Dispara Indramayu Tawarkan Pengelolaan Objek Wisata ke Swasta untuk Dongkrak PAD
INDRAMAYU, iNewsIndramayu.id – Dinas Pariwisata, Pemuda, dan Olahraga (Dispara) Kabupaten Indramayu menawarkan pengelolaan objek wisata milik pemerintah daerah kepada pihak swasta. Langkah ini ditempuh sebagai strategi untuk meningkatkan Pendapatan Asli Daerah (PAD).
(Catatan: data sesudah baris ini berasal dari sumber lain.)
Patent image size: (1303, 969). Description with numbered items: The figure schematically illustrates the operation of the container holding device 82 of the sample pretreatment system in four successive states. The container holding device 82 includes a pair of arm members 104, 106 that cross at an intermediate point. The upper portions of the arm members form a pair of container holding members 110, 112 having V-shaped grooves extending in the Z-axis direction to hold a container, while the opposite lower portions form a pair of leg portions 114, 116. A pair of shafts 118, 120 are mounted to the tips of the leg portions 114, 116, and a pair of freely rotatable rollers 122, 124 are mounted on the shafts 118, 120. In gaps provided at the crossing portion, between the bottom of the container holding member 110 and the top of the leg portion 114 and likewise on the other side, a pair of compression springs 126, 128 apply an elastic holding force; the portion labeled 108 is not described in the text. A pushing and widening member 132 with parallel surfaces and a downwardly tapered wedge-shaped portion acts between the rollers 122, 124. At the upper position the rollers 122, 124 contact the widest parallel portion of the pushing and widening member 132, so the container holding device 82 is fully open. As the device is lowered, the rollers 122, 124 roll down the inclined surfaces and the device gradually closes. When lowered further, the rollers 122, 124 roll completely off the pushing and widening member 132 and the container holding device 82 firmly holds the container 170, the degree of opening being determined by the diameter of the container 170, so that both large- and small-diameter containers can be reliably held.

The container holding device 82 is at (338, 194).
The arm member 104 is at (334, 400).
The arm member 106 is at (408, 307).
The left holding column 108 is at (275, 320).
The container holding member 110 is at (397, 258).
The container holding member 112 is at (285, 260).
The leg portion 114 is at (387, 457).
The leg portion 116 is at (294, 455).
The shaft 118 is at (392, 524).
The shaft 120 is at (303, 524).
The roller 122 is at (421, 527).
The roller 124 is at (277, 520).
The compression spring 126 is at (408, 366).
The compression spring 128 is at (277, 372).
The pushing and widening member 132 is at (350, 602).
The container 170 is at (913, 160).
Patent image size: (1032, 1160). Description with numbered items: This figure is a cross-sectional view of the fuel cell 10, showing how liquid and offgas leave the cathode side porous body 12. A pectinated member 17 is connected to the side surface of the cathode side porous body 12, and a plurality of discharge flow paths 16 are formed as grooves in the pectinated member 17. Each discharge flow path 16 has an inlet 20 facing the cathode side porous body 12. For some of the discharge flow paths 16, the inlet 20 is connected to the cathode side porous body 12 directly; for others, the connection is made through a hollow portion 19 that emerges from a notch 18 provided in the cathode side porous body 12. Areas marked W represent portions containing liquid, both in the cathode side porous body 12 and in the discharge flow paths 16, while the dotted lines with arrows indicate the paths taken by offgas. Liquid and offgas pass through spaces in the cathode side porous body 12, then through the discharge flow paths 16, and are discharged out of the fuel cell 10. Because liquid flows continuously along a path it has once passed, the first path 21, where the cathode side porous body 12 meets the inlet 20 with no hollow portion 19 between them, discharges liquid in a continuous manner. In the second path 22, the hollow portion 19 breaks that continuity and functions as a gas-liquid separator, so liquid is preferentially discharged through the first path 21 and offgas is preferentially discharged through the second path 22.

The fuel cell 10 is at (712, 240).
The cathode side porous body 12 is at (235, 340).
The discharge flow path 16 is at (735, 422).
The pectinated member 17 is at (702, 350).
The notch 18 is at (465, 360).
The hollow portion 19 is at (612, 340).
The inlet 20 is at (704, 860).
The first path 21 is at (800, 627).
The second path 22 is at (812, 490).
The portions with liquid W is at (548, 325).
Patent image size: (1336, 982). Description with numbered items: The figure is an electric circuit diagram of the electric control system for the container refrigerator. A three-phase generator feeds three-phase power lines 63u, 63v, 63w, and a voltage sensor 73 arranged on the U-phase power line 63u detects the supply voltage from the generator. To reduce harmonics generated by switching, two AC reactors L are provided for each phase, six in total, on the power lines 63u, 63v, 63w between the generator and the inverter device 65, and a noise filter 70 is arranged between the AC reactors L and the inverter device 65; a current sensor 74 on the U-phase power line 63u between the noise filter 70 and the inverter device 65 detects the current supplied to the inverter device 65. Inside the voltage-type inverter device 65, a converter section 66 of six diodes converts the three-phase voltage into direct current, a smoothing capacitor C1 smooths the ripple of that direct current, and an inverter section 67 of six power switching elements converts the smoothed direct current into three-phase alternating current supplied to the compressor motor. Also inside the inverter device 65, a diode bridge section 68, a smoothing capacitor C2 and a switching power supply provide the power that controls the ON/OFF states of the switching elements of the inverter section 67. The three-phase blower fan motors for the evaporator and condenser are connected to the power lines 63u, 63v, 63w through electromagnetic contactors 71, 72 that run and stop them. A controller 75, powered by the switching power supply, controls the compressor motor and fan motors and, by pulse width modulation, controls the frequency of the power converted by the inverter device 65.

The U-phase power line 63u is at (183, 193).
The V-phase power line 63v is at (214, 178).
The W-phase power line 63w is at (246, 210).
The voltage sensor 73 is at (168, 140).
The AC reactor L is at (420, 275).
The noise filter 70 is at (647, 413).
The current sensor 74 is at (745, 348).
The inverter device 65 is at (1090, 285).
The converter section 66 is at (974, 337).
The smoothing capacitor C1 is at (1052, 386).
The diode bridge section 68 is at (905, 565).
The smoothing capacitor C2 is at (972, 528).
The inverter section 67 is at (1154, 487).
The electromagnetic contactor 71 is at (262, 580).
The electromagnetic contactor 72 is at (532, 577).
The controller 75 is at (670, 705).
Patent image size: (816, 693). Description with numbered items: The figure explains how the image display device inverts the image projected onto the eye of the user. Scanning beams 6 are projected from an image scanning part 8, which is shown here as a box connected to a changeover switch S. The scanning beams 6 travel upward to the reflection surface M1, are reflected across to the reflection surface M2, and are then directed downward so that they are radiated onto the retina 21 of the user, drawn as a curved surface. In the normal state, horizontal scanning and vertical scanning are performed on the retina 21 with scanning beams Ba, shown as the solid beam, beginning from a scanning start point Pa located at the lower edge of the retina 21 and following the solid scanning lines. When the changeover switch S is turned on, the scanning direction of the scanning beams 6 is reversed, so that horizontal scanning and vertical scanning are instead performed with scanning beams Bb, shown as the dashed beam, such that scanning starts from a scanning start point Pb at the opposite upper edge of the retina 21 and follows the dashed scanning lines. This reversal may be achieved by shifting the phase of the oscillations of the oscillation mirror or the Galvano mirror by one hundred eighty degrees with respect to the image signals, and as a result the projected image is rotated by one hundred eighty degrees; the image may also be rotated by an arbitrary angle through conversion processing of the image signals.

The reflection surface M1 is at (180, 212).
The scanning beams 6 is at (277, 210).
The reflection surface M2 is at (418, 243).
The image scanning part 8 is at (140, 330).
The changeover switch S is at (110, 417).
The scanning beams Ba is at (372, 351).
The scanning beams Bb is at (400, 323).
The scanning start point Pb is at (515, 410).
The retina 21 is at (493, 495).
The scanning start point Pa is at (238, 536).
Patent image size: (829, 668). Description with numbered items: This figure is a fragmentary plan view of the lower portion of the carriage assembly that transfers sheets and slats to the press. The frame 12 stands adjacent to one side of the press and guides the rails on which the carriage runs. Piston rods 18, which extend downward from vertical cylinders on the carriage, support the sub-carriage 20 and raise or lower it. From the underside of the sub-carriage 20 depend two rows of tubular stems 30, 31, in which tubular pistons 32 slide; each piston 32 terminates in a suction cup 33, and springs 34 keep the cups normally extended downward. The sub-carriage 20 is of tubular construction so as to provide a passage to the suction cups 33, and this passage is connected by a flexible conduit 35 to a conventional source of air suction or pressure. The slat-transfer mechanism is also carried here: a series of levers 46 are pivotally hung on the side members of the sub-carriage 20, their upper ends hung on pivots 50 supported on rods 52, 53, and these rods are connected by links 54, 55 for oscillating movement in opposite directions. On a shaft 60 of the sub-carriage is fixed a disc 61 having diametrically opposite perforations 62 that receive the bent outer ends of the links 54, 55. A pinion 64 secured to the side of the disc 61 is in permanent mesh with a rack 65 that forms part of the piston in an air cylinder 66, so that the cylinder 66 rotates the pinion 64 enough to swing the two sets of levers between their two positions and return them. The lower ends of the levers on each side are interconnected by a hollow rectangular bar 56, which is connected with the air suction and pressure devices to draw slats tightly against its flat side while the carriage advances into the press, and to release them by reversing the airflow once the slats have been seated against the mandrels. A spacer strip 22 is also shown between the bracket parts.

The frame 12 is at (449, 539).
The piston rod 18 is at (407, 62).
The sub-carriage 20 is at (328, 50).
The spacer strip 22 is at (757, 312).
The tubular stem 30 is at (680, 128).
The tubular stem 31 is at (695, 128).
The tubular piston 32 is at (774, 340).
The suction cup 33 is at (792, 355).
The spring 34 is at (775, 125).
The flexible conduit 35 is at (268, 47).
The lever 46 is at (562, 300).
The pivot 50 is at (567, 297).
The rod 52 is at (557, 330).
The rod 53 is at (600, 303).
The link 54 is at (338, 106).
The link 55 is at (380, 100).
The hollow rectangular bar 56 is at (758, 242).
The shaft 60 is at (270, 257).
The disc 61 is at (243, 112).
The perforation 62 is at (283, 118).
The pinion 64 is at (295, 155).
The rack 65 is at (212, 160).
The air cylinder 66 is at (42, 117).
Kepala Dispara Kabupaten Indramayu, Ahmad Syadali, menyebutkan bahwa pengelolaan destinasi wisata oleh Pemerintah Kabupaten (Pemkab) Indramayu selama ini dinilai kurang efektif. Tingginya biaya operasional tidak sebanding dengan pendapatan yang diperoleh dari tiket pengunjung.
“Sebagai contoh, biaya pengelolaan Pantai Tirtamaya mencapai sekitar Rp380 juta per tahun, sementara pendapatannya hanya sekitar Rp280 juta per tahun. Ini jelas tidak sebanding,” ujar Syadali saat ditemui di Kantor Dispara Kabupaten Indramayu, Jalan Gatot Subroto, Kecamatan Indramayu, Selasa, 13 Januari 2026.
Ia mengungkapkan, selain Pantai Tirtamaya, Pemkab Indramayu saat ini mengelola sedikitnya 14 destinasi wisata yang tersebar di berbagai wilayah. Namun, sebagian besar destinasi tersebut belum memberikan kontribusi optimal terhadap PAD.
“Berdasarkan hasil evaluasi, sebagian besar destinasi wisata yang dikelola langsung oleh pemerintah justru mengalami defisit karena biaya operasional masih lebih tinggi dibandingkan pendapatannya,” jelasnya.